What are the cultural stakes in the contemporary debates about security? How does visibility function in the detection of, and the ostensible protection from, danger? What are the logics of surveillance, its impacts on various economies of representation and what one could call the recalibration of the sensorium? What are the relative merits and pitfalls of conceptualizing monitoring and surveillance in terms of Foucaultian discipline and panoptic regimes versus those of a Deleuzian “control society”? How do strategies and tactics of everyday practices evolve under more or less permanent surveillance? What is at stake in the aesthetic and artistic appropriation of surveillance? The ubiquity of surveillance systems in spaces both public (parking garages, subways, buses, stadiums) and private (stores, homes, cars) has begun to problematize the very distinction between the so-called private and public spheres. When vast numbers of private CCTV cameras directed onto public sidewalk space are networked into and monitored by state “security”operations, or when crowdsourcing is used to monitor the CCTV feeds from commercial establishments — is the public/private distinction still useful?
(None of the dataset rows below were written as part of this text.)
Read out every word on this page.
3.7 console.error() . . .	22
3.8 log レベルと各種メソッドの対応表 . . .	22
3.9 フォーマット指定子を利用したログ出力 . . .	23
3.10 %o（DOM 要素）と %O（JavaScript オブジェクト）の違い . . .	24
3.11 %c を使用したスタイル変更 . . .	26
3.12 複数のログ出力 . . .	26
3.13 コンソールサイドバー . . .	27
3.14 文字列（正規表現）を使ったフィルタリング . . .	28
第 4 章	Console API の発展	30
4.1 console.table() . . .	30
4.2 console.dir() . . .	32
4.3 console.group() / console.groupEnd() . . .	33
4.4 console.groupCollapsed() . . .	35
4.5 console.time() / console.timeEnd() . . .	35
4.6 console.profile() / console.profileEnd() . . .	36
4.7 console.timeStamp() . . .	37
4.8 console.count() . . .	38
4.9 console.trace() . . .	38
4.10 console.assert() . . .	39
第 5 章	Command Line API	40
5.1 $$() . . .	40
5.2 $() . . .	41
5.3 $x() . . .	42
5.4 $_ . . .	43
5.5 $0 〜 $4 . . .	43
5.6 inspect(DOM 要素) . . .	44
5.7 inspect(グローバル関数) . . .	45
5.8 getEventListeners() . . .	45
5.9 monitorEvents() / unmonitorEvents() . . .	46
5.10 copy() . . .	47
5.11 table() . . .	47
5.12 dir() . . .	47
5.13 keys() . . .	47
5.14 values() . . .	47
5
These and other questions will be discussed in the context of the historical evolution of media. For example, because much of the critical literature has heretofore focused largely on closed-circuit video surveillance, a closer examination of television technology and its cultures can provide productive insights. Almost thirty years ago the American philosopher Stanley Cavell developed the idea of a special mode, or practice, of seeing which he called “monitoring” and which he argued is central to any understanding of television. Cavell contrasts “monitoring,” understood as a practice of screening, controlling, and walling out the world, with “viewing,” which he defines as a mode of perception characteristic of film spectatorship more involved in projections of the world. Even earlier, television technologies and the experiments with flights to outer space had helped develop the dispositif for certain surveillance apparatuses and practices through the refinement of satellite and long distance communication, remote steering, control and monitoring systems, the production and circulation of images on a global scale, and the process of transforming data into an image of the planet. Later, it has been argued, the remote control placed the viewer in front of an immense and permanently moving type of imagery which was no longer meant to be watched, but to be screened or monitored. Here what one might call surveillant modes or habits became central to the domain of everyday life.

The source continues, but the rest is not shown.